When Moses came down from the mountain carrying the 10 Commandments no one noticed that chiseled on the back was an 11th. It read, “Thou shall send written questions to Yacht Designers and expect thoughtful answers and extremely detailed replies without any charge.”

Just kidding- sort of.

So why is it that my in-box is continually filled with emails from people I’ve never met or spoken with asking me to evaluate the features of other designs or construction quality from various builders? Just today, an email with exactly 12 complex questions arrived. It would take me a couple hours at least to bang out any reasonable answer. I have plenty of other things to do. So what is it that makes a person think that they can demand I spend hours critiquing the work of others? Is it the 11th Commandment?

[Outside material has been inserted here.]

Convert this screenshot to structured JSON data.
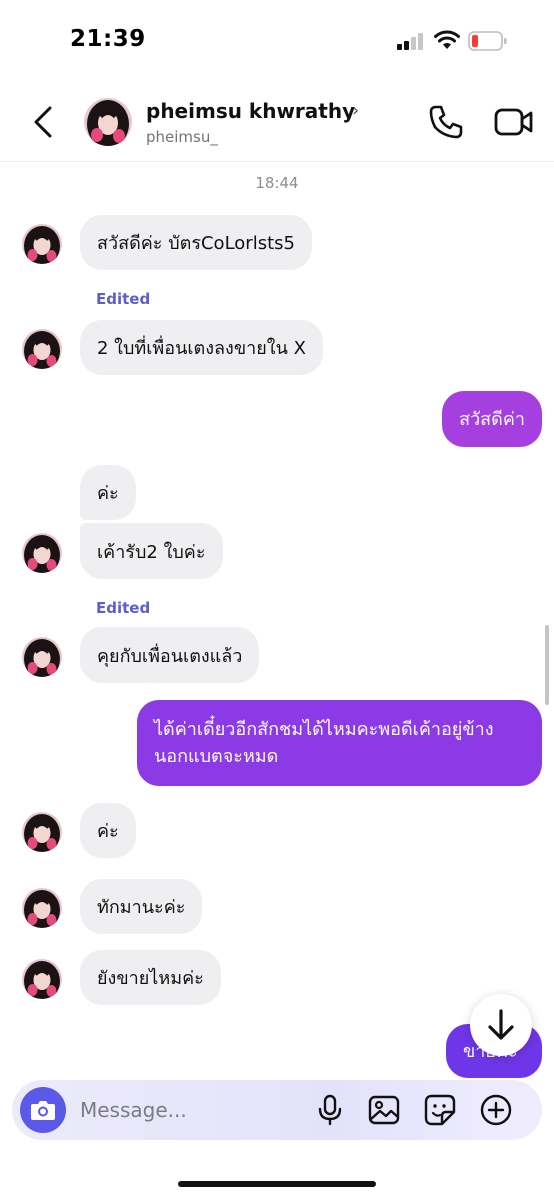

In an effort to cut to the chase, as it were, here’s my abbreviated answer. Most of the catamarans available for sale, in my opinion, are poorly designed and built for use as a cruising boat. There are many reasons for this but a few of them are:

1) The market is dominated by the charter operators. They are the ones contracting 30 and 50 boats at a time so the designs and construction morphs to suit their needs. What they need are cheaply built boats that sleep a lot of people. Sailing performance, long term durability, resale value and suitability for offshore sailing are all at the bottom of the priority list.

2) Multihulls benefit from light weight yet strong construction. Unfortunately, achieving this entails many thousands of hours of painstaking work by skilled humans which drives up costs. Because the buyers in item #1 above are very sensitive to cost all possible shortcuts are taken to get the boat out the factory door at minimum manhours. The main result is that the boats are substantially heavier than they could be or should be. A 20% increase in weight leads to a 20% decrease in sailing performance. Many production cats are, by my estimation, 50% heavier than they should be for their length.

3) Cruising boats are typically sailed by fewer people for longer periods of time than charter boats. That means a cruising boat has fewer toilets and bunks crammed into it and more space devoted to living functions. It also means the rigging is set up for easy and safe shorthanded sailing, and that visibility from the normal helm positions is excellent.

Bottom line, I think most of the offerings are junk. But if I say bad things about a specific catamaran design or point out the hideous practices of the company management (like serial bankruptcies) it invariably gets back to the maker and the next thing I know I’m being threatened with legal action.

I built my first muilthull in 1973. Very nearly 50 years ago. Building, sailing and designing multihull boats is all I have done since then. I have owned a cruising multihull, in the water, every year since 1974. I have sailed many tens of thousands of miles and spent thousands of nights at anchor. My designs reflect my experience and it is against my religion to send someone out into the wild ocean in a vessel I would not take myself. Looking around at what passes for “cruising” boats these days it seems my view is not shared by many.

Not everyone needs a great boat. Crappy boats have their place. If you never leave the bay, if you just don’t care about sailing, if ugly is appealing- by all means, go for it. Buy the first thing you see, use it and learn what works and what doesn’t.

While I am always happy to discuss my own designs please don’t ask me to comment on the work of others. To be honest, I don’t closely follow the yachting press, I seldom go to boat shows, and I avert my eyes from most of the mainstream catamarans because they are so ugly it hurts to look at them.

I have seen a gazillion fads come and go in the boat market. One flash in the pan after another. But as the ad used to say, “you can’t fool mother nature”. Lots of what passes today for “improvements” are steps backward- some of it dangerously so. And much of the rest is just fluff intended to make someone write a check.

With 90 odd cruising boats currently sailing with my name attached I am proud of their record of safety. The owners for the most part have been very impressed with the level of performance and the high resale values are testament to their durability both in design and construction.

Good design never goes out of style.